The preliminary results of Thailand’s general election held on Sunday indicate a significant victory for the opposition parties, namely the Move Forward Party (MFP) and the Pheu Thai party. Pita Limjaroenrat, a member of the Move Forward Party, expressed on Twitter that their party had received substantial support from the people across the country.
Pita later told reporters he was ready to be prime minister and that he would seek to build a coalition with five other parties including Pheu Thai.
The pro-democracy leader also announced that he will ensure a “comprehensive, transparent discussion” on the Lese-Majeste Law — a controversial law which imposes lengthy prison sentences on those who criticize the monarchy.
With 99% of votes counted, data from the Election Commission showed that MFP had 113 constituency seats of the 400 seats where MPs are elected across the country.
The Pheu Thai Party led by Paetongtarn Shinawatra — the daughter of former premier Thaksin Shinawatra — has 112 seats.
Both opposition parties are anti-military parties and the Senate comprises members who favor the military.
The national election is set to unseat the ruling conservative military-backed government of Prime Minister Prayuth Chan-ocha after almost a decade. Prayuth’s United Thai Nation Party has 23 constituency seats.
But who heads the next government won’t be decided by Sunday’s vote alone. The prime minister will be selected in July in a joint session of the House and the 250-seat Senate, which was appointed by the junta.
After casting her ballot in Bangkok, Shinawatra showed no signs of nerves. “Today is going to be a good day.
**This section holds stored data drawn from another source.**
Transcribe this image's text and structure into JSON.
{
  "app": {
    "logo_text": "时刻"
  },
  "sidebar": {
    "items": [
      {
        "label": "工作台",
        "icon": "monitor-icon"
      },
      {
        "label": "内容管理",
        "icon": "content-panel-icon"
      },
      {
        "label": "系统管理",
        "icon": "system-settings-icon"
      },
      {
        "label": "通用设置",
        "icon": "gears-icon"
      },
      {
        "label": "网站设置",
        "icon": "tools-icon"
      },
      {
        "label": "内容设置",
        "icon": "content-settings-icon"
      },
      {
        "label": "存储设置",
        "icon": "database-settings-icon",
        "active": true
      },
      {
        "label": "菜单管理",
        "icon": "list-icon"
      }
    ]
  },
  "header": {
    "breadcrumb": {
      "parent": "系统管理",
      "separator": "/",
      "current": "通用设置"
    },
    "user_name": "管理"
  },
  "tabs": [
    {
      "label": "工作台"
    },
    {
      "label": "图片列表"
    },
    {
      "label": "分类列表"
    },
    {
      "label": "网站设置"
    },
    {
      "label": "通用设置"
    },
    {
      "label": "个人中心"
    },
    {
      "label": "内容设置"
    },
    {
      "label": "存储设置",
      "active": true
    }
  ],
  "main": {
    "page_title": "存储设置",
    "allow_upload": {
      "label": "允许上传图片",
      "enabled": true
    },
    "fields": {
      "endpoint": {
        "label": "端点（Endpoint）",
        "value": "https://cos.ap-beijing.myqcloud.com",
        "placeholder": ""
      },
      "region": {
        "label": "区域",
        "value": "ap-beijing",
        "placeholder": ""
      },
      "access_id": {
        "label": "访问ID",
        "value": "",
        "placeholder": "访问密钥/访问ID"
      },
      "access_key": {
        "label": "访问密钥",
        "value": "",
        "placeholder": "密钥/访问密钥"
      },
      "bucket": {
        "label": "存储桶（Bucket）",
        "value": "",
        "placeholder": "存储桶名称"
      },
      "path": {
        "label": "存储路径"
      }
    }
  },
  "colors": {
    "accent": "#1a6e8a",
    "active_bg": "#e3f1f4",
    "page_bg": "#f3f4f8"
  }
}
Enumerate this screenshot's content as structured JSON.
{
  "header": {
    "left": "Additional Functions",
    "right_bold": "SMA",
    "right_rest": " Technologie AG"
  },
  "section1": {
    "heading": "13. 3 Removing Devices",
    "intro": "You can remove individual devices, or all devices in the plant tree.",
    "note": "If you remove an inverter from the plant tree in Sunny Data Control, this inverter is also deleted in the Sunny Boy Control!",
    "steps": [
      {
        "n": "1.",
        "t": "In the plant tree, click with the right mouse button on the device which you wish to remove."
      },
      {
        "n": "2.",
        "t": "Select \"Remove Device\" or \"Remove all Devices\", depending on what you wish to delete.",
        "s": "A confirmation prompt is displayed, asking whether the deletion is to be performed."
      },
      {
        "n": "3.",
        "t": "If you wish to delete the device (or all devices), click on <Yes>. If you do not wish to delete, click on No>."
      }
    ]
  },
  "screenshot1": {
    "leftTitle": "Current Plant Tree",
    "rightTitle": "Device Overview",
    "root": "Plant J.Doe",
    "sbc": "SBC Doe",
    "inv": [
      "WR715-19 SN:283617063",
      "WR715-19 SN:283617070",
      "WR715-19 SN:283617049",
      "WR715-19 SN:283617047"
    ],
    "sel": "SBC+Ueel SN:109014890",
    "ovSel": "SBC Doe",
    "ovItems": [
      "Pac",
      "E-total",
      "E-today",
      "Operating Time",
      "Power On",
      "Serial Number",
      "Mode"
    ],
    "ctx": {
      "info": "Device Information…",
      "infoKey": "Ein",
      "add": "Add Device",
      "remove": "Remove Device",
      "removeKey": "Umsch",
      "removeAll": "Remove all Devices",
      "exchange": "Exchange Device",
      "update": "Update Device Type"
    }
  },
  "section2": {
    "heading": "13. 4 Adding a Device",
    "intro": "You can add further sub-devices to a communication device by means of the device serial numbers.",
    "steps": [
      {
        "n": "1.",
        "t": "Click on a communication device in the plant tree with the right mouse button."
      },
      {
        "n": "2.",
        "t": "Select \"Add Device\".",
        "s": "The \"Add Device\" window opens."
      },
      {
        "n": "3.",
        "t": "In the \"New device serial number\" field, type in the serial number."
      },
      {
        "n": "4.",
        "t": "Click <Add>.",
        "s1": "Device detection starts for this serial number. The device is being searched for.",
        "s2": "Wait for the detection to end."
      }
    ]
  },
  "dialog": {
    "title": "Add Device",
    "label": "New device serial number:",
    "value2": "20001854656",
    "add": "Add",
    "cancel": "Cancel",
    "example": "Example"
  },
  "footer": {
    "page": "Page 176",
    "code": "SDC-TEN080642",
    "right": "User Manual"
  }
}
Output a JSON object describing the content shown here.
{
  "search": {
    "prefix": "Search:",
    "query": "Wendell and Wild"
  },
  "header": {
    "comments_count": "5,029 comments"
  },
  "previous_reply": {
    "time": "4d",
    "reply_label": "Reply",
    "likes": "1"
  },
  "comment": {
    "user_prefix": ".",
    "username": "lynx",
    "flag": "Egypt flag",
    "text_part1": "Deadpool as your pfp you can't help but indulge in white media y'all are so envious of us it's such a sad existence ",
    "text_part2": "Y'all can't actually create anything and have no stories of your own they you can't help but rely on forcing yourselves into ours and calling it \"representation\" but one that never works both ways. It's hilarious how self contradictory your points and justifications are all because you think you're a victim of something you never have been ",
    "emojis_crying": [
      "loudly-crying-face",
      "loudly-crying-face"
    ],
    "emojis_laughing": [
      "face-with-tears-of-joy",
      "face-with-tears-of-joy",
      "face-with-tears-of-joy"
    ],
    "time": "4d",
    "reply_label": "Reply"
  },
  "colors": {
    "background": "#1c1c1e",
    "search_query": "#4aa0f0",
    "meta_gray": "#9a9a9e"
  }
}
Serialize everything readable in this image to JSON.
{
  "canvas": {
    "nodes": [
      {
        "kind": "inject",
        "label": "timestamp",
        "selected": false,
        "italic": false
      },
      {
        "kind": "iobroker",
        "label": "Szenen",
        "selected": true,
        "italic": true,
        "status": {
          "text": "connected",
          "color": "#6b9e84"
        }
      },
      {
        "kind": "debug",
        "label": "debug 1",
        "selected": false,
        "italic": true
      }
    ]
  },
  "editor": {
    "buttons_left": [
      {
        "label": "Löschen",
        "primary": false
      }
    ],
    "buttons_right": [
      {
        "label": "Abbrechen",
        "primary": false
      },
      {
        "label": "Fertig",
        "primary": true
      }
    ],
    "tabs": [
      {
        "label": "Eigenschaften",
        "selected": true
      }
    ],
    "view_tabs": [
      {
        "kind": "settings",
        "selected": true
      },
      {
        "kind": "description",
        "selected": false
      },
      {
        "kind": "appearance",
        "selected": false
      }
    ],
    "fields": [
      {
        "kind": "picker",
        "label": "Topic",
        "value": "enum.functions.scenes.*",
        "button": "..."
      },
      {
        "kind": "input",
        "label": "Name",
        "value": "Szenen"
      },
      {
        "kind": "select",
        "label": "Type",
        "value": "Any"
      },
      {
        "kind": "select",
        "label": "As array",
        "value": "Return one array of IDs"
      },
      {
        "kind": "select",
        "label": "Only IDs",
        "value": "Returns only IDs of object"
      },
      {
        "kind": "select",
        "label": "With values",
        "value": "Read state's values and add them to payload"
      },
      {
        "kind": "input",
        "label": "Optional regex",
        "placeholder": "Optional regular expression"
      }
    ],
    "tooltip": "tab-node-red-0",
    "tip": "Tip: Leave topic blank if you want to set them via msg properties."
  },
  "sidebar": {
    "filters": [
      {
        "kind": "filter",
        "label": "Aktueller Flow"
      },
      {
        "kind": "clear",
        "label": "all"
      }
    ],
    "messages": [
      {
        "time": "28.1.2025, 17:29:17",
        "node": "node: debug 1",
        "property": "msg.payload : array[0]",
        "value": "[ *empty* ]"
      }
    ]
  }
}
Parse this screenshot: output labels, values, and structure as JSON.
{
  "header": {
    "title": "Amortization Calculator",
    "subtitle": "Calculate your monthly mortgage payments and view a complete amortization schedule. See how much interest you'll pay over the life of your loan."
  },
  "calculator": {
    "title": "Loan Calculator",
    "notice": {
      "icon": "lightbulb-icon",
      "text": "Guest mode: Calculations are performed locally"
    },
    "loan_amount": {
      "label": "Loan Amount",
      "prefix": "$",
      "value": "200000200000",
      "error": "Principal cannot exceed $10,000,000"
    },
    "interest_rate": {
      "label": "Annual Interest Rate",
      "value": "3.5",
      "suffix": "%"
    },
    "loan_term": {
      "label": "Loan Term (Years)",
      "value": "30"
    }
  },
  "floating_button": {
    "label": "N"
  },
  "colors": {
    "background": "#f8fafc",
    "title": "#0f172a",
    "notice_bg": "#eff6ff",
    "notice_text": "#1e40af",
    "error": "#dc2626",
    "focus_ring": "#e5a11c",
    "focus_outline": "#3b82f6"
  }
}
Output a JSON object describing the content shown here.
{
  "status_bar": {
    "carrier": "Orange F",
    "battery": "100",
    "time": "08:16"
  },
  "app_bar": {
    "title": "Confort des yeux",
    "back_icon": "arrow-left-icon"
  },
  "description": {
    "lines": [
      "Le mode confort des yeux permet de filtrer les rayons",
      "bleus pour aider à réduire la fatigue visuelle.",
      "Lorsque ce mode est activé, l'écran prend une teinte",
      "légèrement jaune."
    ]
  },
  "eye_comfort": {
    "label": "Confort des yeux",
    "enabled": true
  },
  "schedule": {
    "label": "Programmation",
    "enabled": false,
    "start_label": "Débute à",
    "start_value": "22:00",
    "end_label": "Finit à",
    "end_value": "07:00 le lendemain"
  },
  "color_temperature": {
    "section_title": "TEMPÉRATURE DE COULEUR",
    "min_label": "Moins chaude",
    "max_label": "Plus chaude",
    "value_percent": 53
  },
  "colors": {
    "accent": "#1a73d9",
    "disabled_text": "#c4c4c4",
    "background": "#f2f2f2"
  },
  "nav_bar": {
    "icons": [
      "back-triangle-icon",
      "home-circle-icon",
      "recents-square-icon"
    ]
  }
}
I have very positive energy about it,” the 36-year-old told reporters.
The progressive Move Forward Party, led by 42-year-old Pita, made strong gains especially among younger voters.
Incumbent Prime Minister Prayuth Chan-ocha was running for re-election with his newly formed conservative United Thai Nation Party. As one of those involved in Thailand’s 2014 military coup, Prayuth became premier after a controversial 2019 election.
Prawit Wongsuwan, who leads the Palang Pracharath Party, was also one of the chief architects of the 2014 coup. He was a close ally of Prayuth, serving as his deputy prime minister, until they fell out.
About 52 million people were eligible to vote in the elections to choose between progressive opposition parties and the incumbent government led by Prayuth who first came to power in a 2014 coup.